Running results in the actual test based on Kirin 970. (a, b) the pictures of the test place; (c) running result based on ORB-SLAM2 and (d) running result based on our method.
Conclusion
Considering the problem that existing V-SLAM systems are usually sensitive to the situation of sparse landmarks or large view transformation, this article proposes an improved V-SLAM method based on scene segmentation and incremental optimization strategy. And the experimental results demonstrate that our method improves the computational efficiency by 10.2% compared with state-of-the-art V-SLAMs on the desktop platform and by 22.4% on the embedded platform, respectively. Meanwhile, the robustness of our method is better than that of ORB-SLAM2 on the TUM RGB-D dataset. In general, our improved algorithm provides strong support for the effective application of V-SLAM under embedded platforms.
In future research, we plan to tightly integrate GNSS/BEIDOU information to further improve the SLAM accuracy in large scale and missing closed-loop scenarios.
Footnotes
Acknowledgements
The authors would like to acknowledge Jiangsu Overseas Visiting Scholar Program for University Prominent Young & Middle-aged Teachers and Presidents.

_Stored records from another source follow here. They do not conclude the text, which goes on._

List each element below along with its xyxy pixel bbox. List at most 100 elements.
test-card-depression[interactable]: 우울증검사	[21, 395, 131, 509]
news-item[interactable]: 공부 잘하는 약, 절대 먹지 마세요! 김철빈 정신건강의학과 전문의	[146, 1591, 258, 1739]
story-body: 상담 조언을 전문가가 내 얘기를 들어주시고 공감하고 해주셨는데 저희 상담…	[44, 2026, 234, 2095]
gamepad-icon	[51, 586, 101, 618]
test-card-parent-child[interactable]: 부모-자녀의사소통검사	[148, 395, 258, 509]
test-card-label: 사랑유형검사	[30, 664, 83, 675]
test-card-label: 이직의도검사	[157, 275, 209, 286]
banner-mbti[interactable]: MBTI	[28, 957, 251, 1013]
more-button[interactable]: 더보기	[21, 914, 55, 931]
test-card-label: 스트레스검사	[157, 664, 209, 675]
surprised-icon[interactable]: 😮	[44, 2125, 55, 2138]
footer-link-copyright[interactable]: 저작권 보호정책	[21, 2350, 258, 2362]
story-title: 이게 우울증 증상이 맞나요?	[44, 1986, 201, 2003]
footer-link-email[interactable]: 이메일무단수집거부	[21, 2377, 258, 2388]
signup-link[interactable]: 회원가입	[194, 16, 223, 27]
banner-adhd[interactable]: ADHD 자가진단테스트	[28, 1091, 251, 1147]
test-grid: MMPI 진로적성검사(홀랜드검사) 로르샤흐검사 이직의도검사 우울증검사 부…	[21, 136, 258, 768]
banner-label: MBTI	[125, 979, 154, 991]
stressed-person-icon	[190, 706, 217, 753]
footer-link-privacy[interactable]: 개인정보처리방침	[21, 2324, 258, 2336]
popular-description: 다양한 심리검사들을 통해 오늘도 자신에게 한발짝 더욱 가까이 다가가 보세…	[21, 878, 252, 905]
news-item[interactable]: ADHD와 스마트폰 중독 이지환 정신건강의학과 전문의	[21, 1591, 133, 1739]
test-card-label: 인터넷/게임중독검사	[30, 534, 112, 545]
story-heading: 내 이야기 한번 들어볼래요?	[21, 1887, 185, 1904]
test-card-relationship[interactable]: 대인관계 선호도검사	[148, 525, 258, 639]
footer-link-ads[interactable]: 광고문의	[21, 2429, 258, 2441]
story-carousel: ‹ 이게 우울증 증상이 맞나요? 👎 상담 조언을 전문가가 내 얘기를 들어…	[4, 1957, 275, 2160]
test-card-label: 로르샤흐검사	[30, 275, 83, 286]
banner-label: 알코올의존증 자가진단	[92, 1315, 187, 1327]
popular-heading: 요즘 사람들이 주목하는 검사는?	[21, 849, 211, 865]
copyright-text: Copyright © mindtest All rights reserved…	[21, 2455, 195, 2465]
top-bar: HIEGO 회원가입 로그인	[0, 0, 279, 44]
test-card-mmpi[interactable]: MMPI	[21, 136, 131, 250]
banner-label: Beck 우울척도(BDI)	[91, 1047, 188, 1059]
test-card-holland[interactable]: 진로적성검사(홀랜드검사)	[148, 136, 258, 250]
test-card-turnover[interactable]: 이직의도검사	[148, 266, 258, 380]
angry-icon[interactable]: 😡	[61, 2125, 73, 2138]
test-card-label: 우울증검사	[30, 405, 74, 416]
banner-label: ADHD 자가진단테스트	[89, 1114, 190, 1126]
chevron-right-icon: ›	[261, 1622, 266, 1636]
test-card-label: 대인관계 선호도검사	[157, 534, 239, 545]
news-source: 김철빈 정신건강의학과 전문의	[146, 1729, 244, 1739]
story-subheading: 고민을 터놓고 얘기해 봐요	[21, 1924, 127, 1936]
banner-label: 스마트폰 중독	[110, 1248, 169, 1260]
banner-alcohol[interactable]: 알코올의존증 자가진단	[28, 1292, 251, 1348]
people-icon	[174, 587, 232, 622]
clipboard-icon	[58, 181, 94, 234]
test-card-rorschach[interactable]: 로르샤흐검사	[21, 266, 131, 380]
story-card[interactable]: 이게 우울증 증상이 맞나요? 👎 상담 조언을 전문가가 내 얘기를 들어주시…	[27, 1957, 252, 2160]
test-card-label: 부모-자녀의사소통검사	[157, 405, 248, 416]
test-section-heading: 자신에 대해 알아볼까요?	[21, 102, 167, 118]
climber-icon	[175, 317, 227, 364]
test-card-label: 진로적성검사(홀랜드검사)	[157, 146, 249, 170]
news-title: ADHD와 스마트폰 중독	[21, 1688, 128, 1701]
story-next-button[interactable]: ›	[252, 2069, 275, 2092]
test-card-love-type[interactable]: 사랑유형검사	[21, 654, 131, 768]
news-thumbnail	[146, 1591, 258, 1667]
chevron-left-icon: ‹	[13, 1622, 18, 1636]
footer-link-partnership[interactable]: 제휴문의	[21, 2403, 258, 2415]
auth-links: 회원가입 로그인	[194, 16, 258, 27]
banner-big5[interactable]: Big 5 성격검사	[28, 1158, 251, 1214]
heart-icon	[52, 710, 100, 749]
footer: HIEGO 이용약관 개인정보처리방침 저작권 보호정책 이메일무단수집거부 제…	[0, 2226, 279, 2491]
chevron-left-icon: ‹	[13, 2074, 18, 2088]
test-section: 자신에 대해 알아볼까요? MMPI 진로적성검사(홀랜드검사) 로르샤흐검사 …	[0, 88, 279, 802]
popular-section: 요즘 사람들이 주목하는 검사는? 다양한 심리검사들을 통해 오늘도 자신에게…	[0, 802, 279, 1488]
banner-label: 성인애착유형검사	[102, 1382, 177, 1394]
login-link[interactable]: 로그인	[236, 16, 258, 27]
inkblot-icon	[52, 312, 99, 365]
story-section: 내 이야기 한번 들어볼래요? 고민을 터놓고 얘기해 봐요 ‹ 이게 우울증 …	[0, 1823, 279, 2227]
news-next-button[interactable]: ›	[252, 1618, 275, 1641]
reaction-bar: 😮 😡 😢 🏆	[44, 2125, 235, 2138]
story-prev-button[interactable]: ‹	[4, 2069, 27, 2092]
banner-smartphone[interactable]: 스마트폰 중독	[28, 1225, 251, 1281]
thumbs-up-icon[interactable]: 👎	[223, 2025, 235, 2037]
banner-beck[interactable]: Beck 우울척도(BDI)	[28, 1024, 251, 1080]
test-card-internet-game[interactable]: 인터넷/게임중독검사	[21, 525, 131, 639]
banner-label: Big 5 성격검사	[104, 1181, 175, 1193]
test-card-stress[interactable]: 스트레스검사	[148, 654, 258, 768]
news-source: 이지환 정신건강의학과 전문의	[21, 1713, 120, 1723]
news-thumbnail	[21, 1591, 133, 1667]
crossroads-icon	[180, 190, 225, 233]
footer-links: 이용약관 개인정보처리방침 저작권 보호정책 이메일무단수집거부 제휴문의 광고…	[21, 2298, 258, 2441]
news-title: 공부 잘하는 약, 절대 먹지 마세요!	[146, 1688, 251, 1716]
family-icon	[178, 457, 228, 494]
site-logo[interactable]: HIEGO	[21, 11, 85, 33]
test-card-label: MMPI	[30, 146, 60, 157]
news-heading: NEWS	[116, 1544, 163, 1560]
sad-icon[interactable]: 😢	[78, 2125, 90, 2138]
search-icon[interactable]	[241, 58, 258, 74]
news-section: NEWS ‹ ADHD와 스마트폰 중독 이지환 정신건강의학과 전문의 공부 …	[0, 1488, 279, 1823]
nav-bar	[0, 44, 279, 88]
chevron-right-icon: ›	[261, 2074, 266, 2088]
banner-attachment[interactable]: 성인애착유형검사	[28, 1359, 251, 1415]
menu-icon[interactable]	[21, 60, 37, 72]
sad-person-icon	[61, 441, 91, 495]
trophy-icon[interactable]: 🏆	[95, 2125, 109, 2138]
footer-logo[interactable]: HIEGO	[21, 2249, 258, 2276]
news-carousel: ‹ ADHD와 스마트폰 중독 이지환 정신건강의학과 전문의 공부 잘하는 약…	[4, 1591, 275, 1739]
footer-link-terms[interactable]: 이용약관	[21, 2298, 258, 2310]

Declaration of conflicting interests
The author(s) declared no potential conflicts of interest with respect to the research, authorship, and/or publication of this article.
Funding
The author(s) disclosed receipt of the following financial support for the research, authorship, and/or publication of this article: This work was supported by the National Natural Science Foundation of China [Grant Number: 62073078] and the Natural Science Foundation of Jiangsu Province of China [Grant Number: BK20160696].